In the face of an absolute refusal to leave, civil legal action, to seek an order for possession of the hospital bed or room can be taken. This was ordered in Barnett Primary Care Trust v X [2006] where X (who had no need for medical or nursing care) had refused to engage in the discharge process and could not return to his home as it was uninhabitable and repair works were slow. 

More recently, in Sussex Community NHS Foundation Trust v Price [2016] the claimant applied for (and was granted) an order for possession of its own intermediate care bedroom as the patient had no medical reason to occupy it and refused to engage with the Trust or the local authority. 

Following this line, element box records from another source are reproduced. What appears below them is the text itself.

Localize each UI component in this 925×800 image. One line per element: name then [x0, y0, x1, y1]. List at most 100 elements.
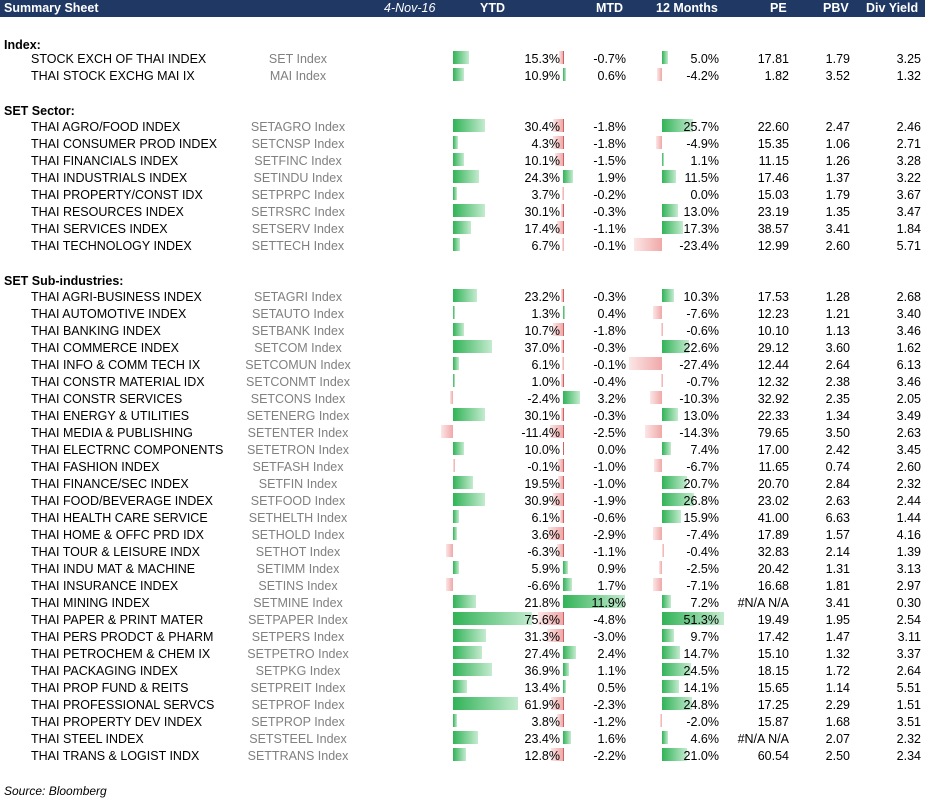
ytd-value: 61.9% — [524, 698, 560, 712]
mtd-value: 0.9% — [597, 562, 627, 576]
m12-bar — [662, 629, 674, 642]
mtd-value: -2.2% — [593, 749, 626, 763]
ytd-value: 1.0% — [531, 375, 561, 389]
m12-bar — [662, 289, 675, 302]
mtd-value: 0.6% — [597, 69, 627, 83]
index-name: THAI HOME & OFFC PRD IDX — [31, 528, 204, 542]
index-name: THAI ELECTRNC COMPONENTS — [31, 443, 224, 457]
mtd-value: 1.1% — [597, 664, 627, 678]
mtd-value: -1.1% — [593, 222, 626, 236]
m12-value: -2.0% — [686, 715, 719, 729]
index-name: THAI MINING INDEX — [31, 596, 150, 610]
pbv-value: 0.74 — [825, 460, 850, 474]
ytd-bar — [453, 374, 455, 387]
mtd-bar — [559, 510, 563, 523]
m12-bar — [661, 323, 664, 336]
mtd-bar-axis — [563, 493, 564, 506]
pe-value: 32.83 — [757, 545, 789, 559]
dy-value: 3.11 — [897, 630, 921, 644]
index-name: THAI COMMERCE INDEX — [31, 341, 179, 355]
ytd-value: -0.1% — [527, 460, 560, 474]
mtd-bar-axis — [563, 476, 564, 489]
index-ticker: SETPAPER Index — [248, 613, 348, 627]
ytd-bar — [453, 714, 457, 727]
mtd-value: -1.2% — [593, 715, 626, 729]
ytd-bar — [453, 476, 474, 489]
pe-value: 38.57 — [757, 222, 789, 236]
mtd-value: -2.9% — [593, 528, 626, 542]
table-row: THAI PROP FUND & REITS SETPREIT Index 13.4… — [0, 680, 925, 697]
mtd-value: -0.3% — [593, 205, 626, 219]
pbv-value: 1.28 — [825, 290, 850, 304]
mtd-bar — [563, 680, 566, 693]
index-name: THAI INSURANCE INDEX — [31, 579, 179, 593]
pbv-value: 1.79 — [825, 52, 850, 66]
mtd-bar-axis — [563, 136, 564, 149]
table-row: THAI STEEL INDEX SETSTEEL Index 23.4% 1.6% 4… — [0, 731, 925, 748]
table-row: THAI ELECTRNC COMPONENTS SETETRON Index 10… — [0, 442, 925, 459]
m12-value: 13.0% — [683, 409, 719, 423]
index-name: THAI CONSTR SERVICES — [31, 392, 183, 406]
m12-value: -2.5% — [686, 562, 719, 576]
m12-value: 51.3% — [683, 613, 719, 627]
ytd-value: 17.4% — [524, 222, 560, 236]
table-row: THAI PROPERTY DEV INDEX SETPROP Index 3.8%… — [0, 714, 925, 731]
pbv-value: 1.31 — [825, 562, 850, 576]
pbv-value: 1.06 — [825, 137, 850, 151]
m12-bar — [661, 374, 664, 387]
mtd-bar — [563, 595, 625, 608]
pe-value: 15.03 — [757, 188, 789, 202]
table-row: THAI PACKAGING INDEX SETPKG Index 36.9% 1.1… — [0, 663, 925, 680]
m12-value: -7.6% — [686, 307, 719, 321]
mtd-value: -1.5% — [593, 154, 626, 168]
ytd-value: 5.9% — [531, 562, 561, 576]
m12-value: -23.4% — [679, 239, 719, 253]
index-name: THAI PROPERTY/CONST IDX — [31, 188, 203, 202]
ytd-bar — [453, 136, 458, 149]
ytd-value: -2.4% — [527, 392, 560, 406]
dy-value: 3.22 — [896, 171, 921, 185]
pe-value: 23.02 — [757, 494, 789, 508]
index-name: THAI SERVICES INDEX — [31, 222, 168, 236]
index-name: THAI FOOD/BEVERAGE INDEX — [31, 494, 213, 508]
index-name: THAI TOUR & LEISURE INDX — [31, 545, 201, 559]
ytd-value: 36.9% — [524, 664, 560, 678]
pbv-value: 2.63 — [825, 494, 850, 508]
index-ticker: SETHOT Index — [255, 545, 341, 559]
table-row: THAI RESOURCES INDEX SETRSRC Index 30.1% -0… — [0, 204, 925, 221]
mtd-bar — [562, 238, 565, 251]
mtd-bar — [563, 391, 580, 404]
m12-bar — [662, 51, 668, 64]
index-ticker: SETPKG Index — [255, 664, 341, 678]
dy-value: 3.47 — [896, 205, 921, 219]
pe-value: 17.81 — [757, 52, 789, 66]
pe-value: #N/A N/A — [737, 732, 789, 746]
pbv-value: 1.21 — [825, 307, 850, 321]
ytd-bar — [453, 221, 472, 234]
mtd-bar — [559, 51, 563, 64]
m12-value: 11.5% — [684, 171, 719, 185]
m12-bar — [644, 425, 662, 438]
section-label: SET Sub-industries: — [4, 274, 124, 288]
pbv-value: 1.81 — [825, 579, 850, 593]
report-date: 4-Nov-16 — [384, 1, 436, 15]
index-ticker: SETPREIT Index — [250, 681, 346, 695]
m12-bar — [662, 442, 671, 455]
mtd-bar — [563, 663, 569, 676]
dy-value: 1.84 — [896, 222, 921, 236]
ytd-value: 30.1% — [524, 409, 560, 423]
index-ticker: SETINDU Index — [253, 171, 343, 185]
index-name: THAI INDU MAT & MACHINE — [31, 562, 196, 576]
mtd-bar-axis — [563, 119, 564, 132]
mtd-bar — [556, 714, 563, 727]
ytd-value: 10.9% — [524, 69, 560, 83]
mtd-value: -0.3% — [593, 290, 626, 304]
index-name: THAI INDUSTRIALS INDEX — [31, 171, 188, 185]
ytd-value: 6.1% — [531, 358, 561, 372]
ytd-bar — [453, 663, 492, 676]
ytd-value: 6.1% — [531, 511, 561, 525]
m12-value: 1.1% — [690, 154, 720, 168]
m12-value: 20.7% — [683, 477, 719, 491]
index-name: THAI MEDIA & PUBLISHING — [31, 426, 193, 440]
ytd-bar — [453, 119, 485, 132]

To succeed, the Trust must evidence an interest in the land, show that the patient is a licensee for the purposes of medical treatment (not a tenant), that medical treatment is not required, and that the licence has been revoked, such that the patient is a trespasser. Any such action is likely to attract publicity and both Barnett and Sussex were heard in the High Court, and not the County Court. In Sussex this was because of the “particular sensitivity and at least the prospect that this [claim] would have met with a public law defence and required some significantly more complex consideration than is usual in a possession action in the county court”.

Hospital transfers can be contentious and complicated. There might be strong feelings about how social care is funded and provided, family dynamics, communication with and between statutory services, and, limited NHS resources. Litigation will generally be avoided but where patients are genuinely fit for discharge from hospital, the courts are likely to require little persuasion that an option, even an interim one, outside of the hospital setting is preferable.